Verletzung der Kontroll- und Dokumentationspflichten können mit Geldbußen bis zu 25.000 Euro geahndet werden. Verstößt der Arbeitgeber beim Verarbeiten der Gesundheitsdaten gegen das Datenschutzrecht, sind deutlich höhere Bußgelder sowie Schadensersatzforderungen betroffener Beschäftigter möglich. Bei schwerwiegenderen Verstößen im Zusammenhang mit dem Infektionsschutz sind zudem gewerbeaufsichtsrechtliche Maßnahmen, Schließungen oder Strafverfolgung denkbar.
Gemäß der aktuell geltenden Corona-Arbeitsschutzverordnung des Bundesministeriums für Arbeit und Soziales (BMAS) müssen Arbeitgeber ihren Beschäftigten weiterhin zwei kostenlose Schnelltests pro Woche anbieten, sofern sie nicht geimpft oder genesen sind. Diese Tests können für die betriebliche Testung im Rahmen der 3G Regelung verwendet werden.
Schnelltests im Betrieb unmittelbar vor Arbeitsantritt haben unter Aufsicht oder durch geschultes Personal zu erfolgen.
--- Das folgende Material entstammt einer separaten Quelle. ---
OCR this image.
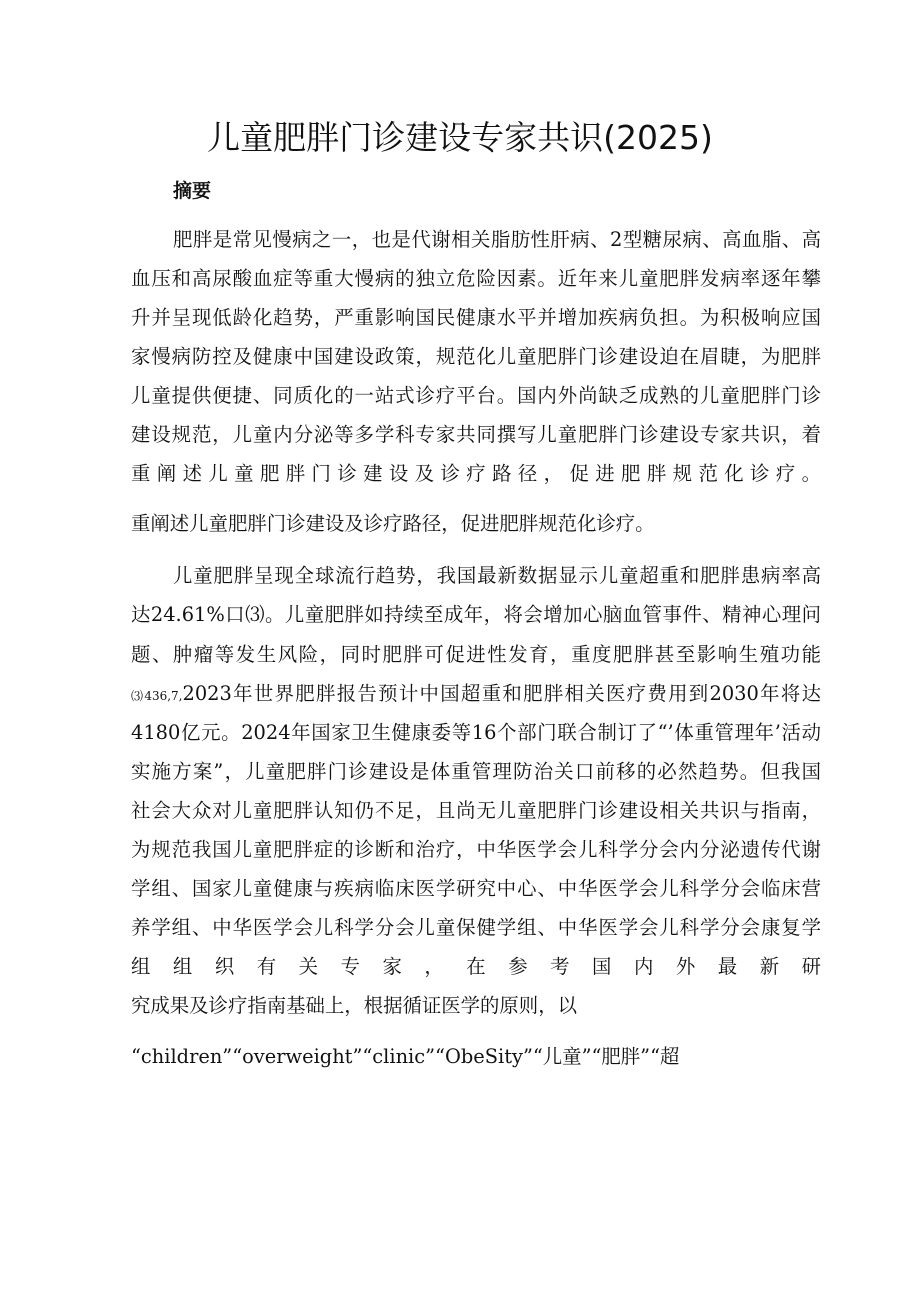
儿童肥胖门诊建设专家共识(2025)
摘要
肥胖是常见慢病之一，也是代谢相关脂肪性肝病、2型糖尿病、高血脂、高
血压和高尿酸血症等重大慢病的独立危险因素。近年来儿童肥胖发病率逐年攀
升并呈现低龄化趋势，严重影响国民健康水平并增加疾病负担。为积极响应国
家慢病防控及健康中国建设政策，规范化儿童肥胖门诊建设迫在眉睫，为肥胖
儿童提供便捷、同质化的一站式诊疗平台。国内外尚缺乏成熟的儿童肥胖门诊
建设规范，儿童内分泌等多学科专家共同撰写儿童肥胖门诊建设专家共识，着
重阐述儿童肥胖门诊建设及诊疗路径，促进肥胖规范化诊疗。
重阐述儿童肥胖门诊建设及诊疗路径，促进肥胖规范化诊疗。
儿童肥胖呈现全球流行趋势，我国最新数据显示儿童超重和肥胖患病率高
达24.61%口⑶。儿童肥胖如持续至成年，将会增加心脑血管事件、精神心理问
题、肿瘤等发生风险，同时肥胖可促进性发育，重度肥胖甚至影响生殖功能
⑶436,7,2023年世界肥胖报告预计中国超重和肥胖相关医疗费用到2030年将达
4180亿元。2024年国家卫生健康委等16个部门联合制订了“’体重管理年’活动
实施方案”，儿童肥胖门诊建设是体重管理防治关口前移的必然趋势。但我国
社会大众对儿童肥胖认知仍不足，且尚无儿童肥胖门诊建设相关共识与指南，
为规范我国儿童肥胖症的诊断和治疗，中华医学会儿科学分会内分泌遗传代谢
学组、国家儿童健康与疾病临床医学研究中心、中华医学会儿科学分会临床营
养学组、中华医学会儿科学分会儿童保健学组、中华医学会儿科学分会康复学
组组织有关专家，在参考国内外最新研
究成果及诊疗指南基础上，根据循证医学的原则，以
“children”“overweight”“clinic”“ObeSity”“儿童”“肥胖”“超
Die Beschäftigten können sich also selbst testen, müssen dabei aber beaufsichtigt werden. Es werden keine speziellen Anforderungen an die Aufsicht gestellt. Aus unserer Sicht dürfte es dennoch sinnvoll sein, den Aufsichtspersonen den Ablauf und die Handhabung der Testung, zum Beispiel durch den Betriebsarzt, erläutern zu lassen.
Das Gesetz zur Änderung des Infektionsschutzgesetzes führt auch die noch aus der ersten Jahreshälfte bekannte Homeoffice-Pflicht wieder ein: Der Arbeitgeber muss den Beschäftigten im Fall von Büroarbeit oder vergleichbaren Tätigkeiten Homeoffice anbieten, wenn keine zwingenden betriebsbedingten Gründe entgegenstehen. Die Beschäftigten haben dieses Angebot anzunehmen, soweit ihrerseits keine Gründe entgegenstehen. Der Arbeitgeber muss also schwerwiegende Gründe haben, das Angebot auf Homeoffice nicht zu unterbreiten; der Arbeitnehmer kann dagegen aus jedem nachvollziehbaren Grund darauf verzichten.